Eight Months Before the Plague.
“Hello. You got JeeJee’s Airboat rental.”
“George, this is Maggie. Maggie Roach.”
“Hello Maggie, what can I do for you?”
George is an educated man. He was born and raised in Louisiana in a family that was considered old money. His education growing up was of a dual nature, as it was with most of the very wealthy. He was sent to the best private schools, and along with other educational requirements, he was taught to speak impeccable English in the proper manner according to those with money. Having power and influence in this state required those who want to fit in to have an unblemished Louisiana Southern drawl, with the usual French words or catch phrases thrown in at the right times. George had his accented speech for business and his proper speech for his closest friends.
Maggie’s husband, Keith, had become one of George’s friends ten years earlier, when they were working together at one of the shipping docks along the Mississippi River. Keith was in charge of safety and maintenance at a loading facility, and George was a new manager coming in to inspect the facility and do hands-on learning of the whole operation.
George was working as a manager but was actually the owner’s son. There was no part of the family’s holdings that a son or daughter could run or manage later in life without direct experience in those business operations. The children learned early in life they had to earn their place in running the business or accept a smaller cash inheritance and have no controlling interest in the companies when the parents died.

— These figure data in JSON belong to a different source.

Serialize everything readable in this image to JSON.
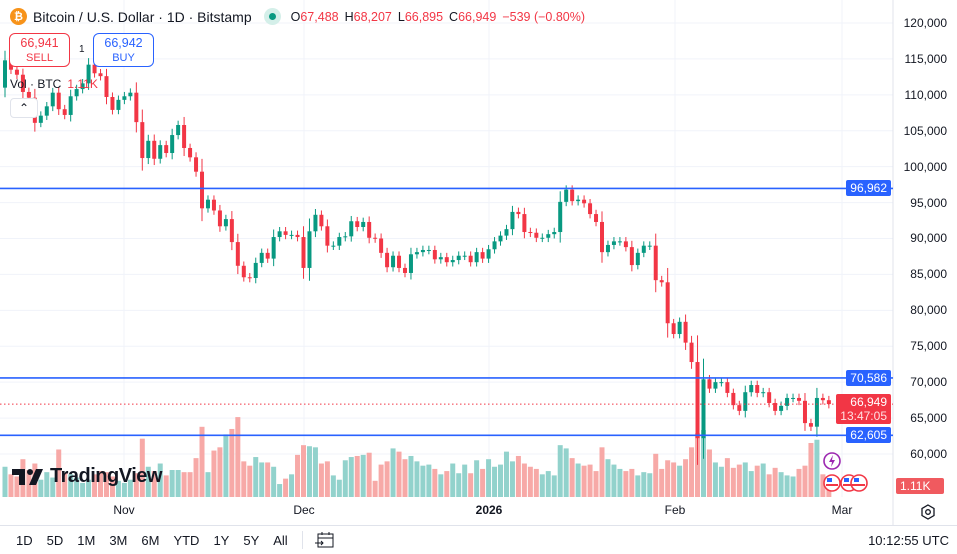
{
  "header": {
    "symbol_title": "Bitcoin / U.S. Dollar · 1D · Bitstamp",
    "icon": "bitcoin-icon",
    "ohlc": {
      "o_label": "O",
      "o": "67,488",
      "h_label": "H",
      "h": "68,207",
      "l_label": "L",
      "l": "66,895",
      "c_label": "C",
      "c": "66,949",
      "change": "−539 (−0.80%)"
    }
  },
  "trade": {
    "sell_price": "66,941",
    "sell_label": "SELL",
    "buy_price": "66,942",
    "buy_label": "BUY",
    "spread": "1"
  },
  "volume_legend": {
    "label": "Vol · BTC",
    "value": "1.11K"
  },
  "price_axis": {
    "labels": [
      "120,000",
      "115,000",
      "110,000",
      "105,000",
      "100,000",
      "95,000",
      "90,000",
      "85,000",
      "80,000",
      "75,000",
      "70,000",
      "65,000",
      "60,000"
    ],
    "current_price": "66,949",
    "countdown": "13:47:05",
    "volume_tag": "1.11K"
  },
  "horizontal_lines": [
    {
      "price": 96962,
      "label": "96,962"
    },
    {
      "price": 70586,
      "label": "70,586"
    },
    {
      "price": 62605,
      "label": "62,605"
    }
  ],
  "time_axis": {
    "labels": [
      "Nov",
      "Dec",
      "2026",
      "Feb",
      "Mar"
    ]
  },
  "colors": {
    "up": "#089981",
    "down": "#f23645",
    "up_vol": "#92d2cc",
    "down_vol": "#f7a9a7",
    "hline": "#2962ff"
  },
  "chart_data": {
    "type": "candlestick",
    "ylim": [
      55000,
      122000
    ],
    "first_open": 111000,
    "close": [
      114800,
      113500,
      112800,
      110400,
      109600,
      106100,
      107100,
      108400,
      110300,
      108000,
      107200,
      109800,
      110800,
      111600,
      114200,
      113000,
      112600,
      109700,
      107900,
      109300,
      109800,
      110300,
      106200,
      101200,
      103600,
      101100,
      103000,
      101900,
      104400,
      105800,
      102600,
      101300,
      99300,
      94200,
      95400,
      93900,
      91700,
      92700,
      89500,
      86200,
      84600,
      84500,
      86600,
      88000,
      87200,
      90200,
      91000,
      90500,
      90500,
      90200,
      85900,
      91000,
      93300,
      91700,
      89000,
      89000,
      90200,
      90300,
      92400,
      91600,
      92300,
      90100,
      90000,
      88000,
      86000,
      87600,
      85900,
      85200,
      87800,
      88100,
      88400,
      88400,
      87100,
      87400,
      86700,
      87000,
      87600,
      87600,
      86700,
      88100,
      87200,
      88500,
      89600,
      90400,
      91300,
      93700,
      93400,
      90900,
      90800,
      90100,
      90100,
      90600,
      90900,
      95100,
      96800,
      95200,
      95400,
      94900,
      93400,
      92300,
      88100,
      89100,
      89600,
      89600,
      88800,
      86300,
      88000,
      89000,
      89000,
      84200,
      83900,
      78200,
      76700,
      78400,
      75500,
      72800,
      62200,
      70400,
      69100,
      70000,
      70000,
      68500,
      66800,
      66000,
      68600,
      69600,
      68500,
      68600,
      67100,
      66000,
      66700,
      67800,
      67800,
      67400,
      64300,
      63800,
      67800,
      67488,
      66949
    ],
    "volume_k": [
      2.8,
      2.1,
      1.9,
      3.5,
      2.5,
      3.1,
      1.6,
      2.3,
      1.8,
      4.4,
      2.2,
      2.1,
      1.8,
      1.3,
      1.6,
      2.1,
      2.4,
      2.3,
      1.9,
      1.5,
      1.3,
      1.6,
      2.2,
      5.4,
      2.8,
      2.4,
      3.1,
      2.0,
      2.5,
      2.5,
      2.3,
      2.3,
      3.6,
      6.5,
      2.3,
      4.3,
      4.6,
      5.8,
      6.3,
      7.4,
      3.3,
      2.9,
      3.7,
      3.2,
      3.2,
      2.8,
      1.2,
      1.7,
      2.1,
      3.9,
      4.8,
      4.7,
      4.6,
      3.1,
      3.3,
      2.0,
      1.6,
      3.4,
      3.7,
      3.8,
      3.9,
      4.1,
      1.5,
      3.0,
      3.3,
      4.5,
      4.2,
      3.5,
      3.8,
      3.3,
      2.9,
      3.0,
      2.6,
      2.1,
      2.4,
      3.1,
      2.2,
      3.0,
      2.2,
      3.4,
      2.6,
      3.5,
      2.8,
      3.0,
      4.2,
      3.3,
      3.8,
      3.1,
      2.8,
      2.6,
      2.1,
      2.4,
      2.0,
      4.8,
      4.5,
      3.6,
      3.1,
      2.9,
      3.0,
      2.4,
      4.6,
      3.5,
      3.0,
      2.6,
      2.4,
      2.6,
      2.0,
      2.3,
      2.2,
      4.0,
      2.6,
      3.4,
      3.2,
      2.9,
      3.5,
      4.6,
      5.9,
      6.2,
      4.4,
      3.2,
      2.8,
      3.6,
      2.7,
      3.0,
      3.2,
      2.4,
      2.9,
      3.1,
      2.1,
      2.7,
      2.3,
      2.0,
      1.9,
      2.6,
      2.9,
      5.0,
      5.3,
      2.1,
      1.11
    ]
  },
  "branding": {
    "logo": "TradingView"
  },
  "bottom_bar": {
    "ranges": [
      "1D",
      "5D",
      "1M",
      "3M",
      "6M",
      "YTD",
      "1Y",
      "5Y",
      "All"
    ],
    "clock": "10:12:55 UTC"
  }
}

George took that to heart and spent his evenings during college and the years after getting his degrees working on family fishing boats, at small oil refining plants, and at the shipping docks where he met Keith. George had plenty of scars from the difficulties in working at the various family businesses, and each scar gave him a profound sense of respect for the employees that he would one day call his own. He received his biggest scar on the third day working with Keith. That day Keith should have been home during his day off but went in to work because a storm was wreaking havoc on the docks and loading equipment.
Keith’s arrival to work that day put him in the unique position of having saved George when a secure line broke causing it to snap in George’s direction. The line embedded itself a foot into the concrete wall of the warehouse they stood next to. If George wasn’t pulled out of the way, the line would have cut right through him.
The scar he received was from taking a step back after being saved and falling on a large bolt at the base of a support beam. George knew he was lucky to be alive. Since that time he and Keith had become friends, and they made it a habit to go fishing or watch a New Orleans Saints football game.
“George, I need a safe place to go with Keith. We’re getting out of town.”
“Can’t stand the rioting anymore?”
“I wouldn’t call it rioting, George. It sounds like a warzone out here. Keith’s son, Eddie, called to tell him it is some kind of plague.”
“And you want to move, Maggie?” he asks, ignoring what must be embellishments of their situation.
“I have to get out of here, George. Keith won’t leave without me, and if he stays here we’ll both die. I can hear the shooting from the city at my window, and it’s non-stop. Please, George!”
Maggie is sick. She needs oxygen, and any stress of travel could end her life, which increases the seriousness of what she is asking. Maggie has only one lung remaining and doesn’t qualify for a transplant because she has cancer.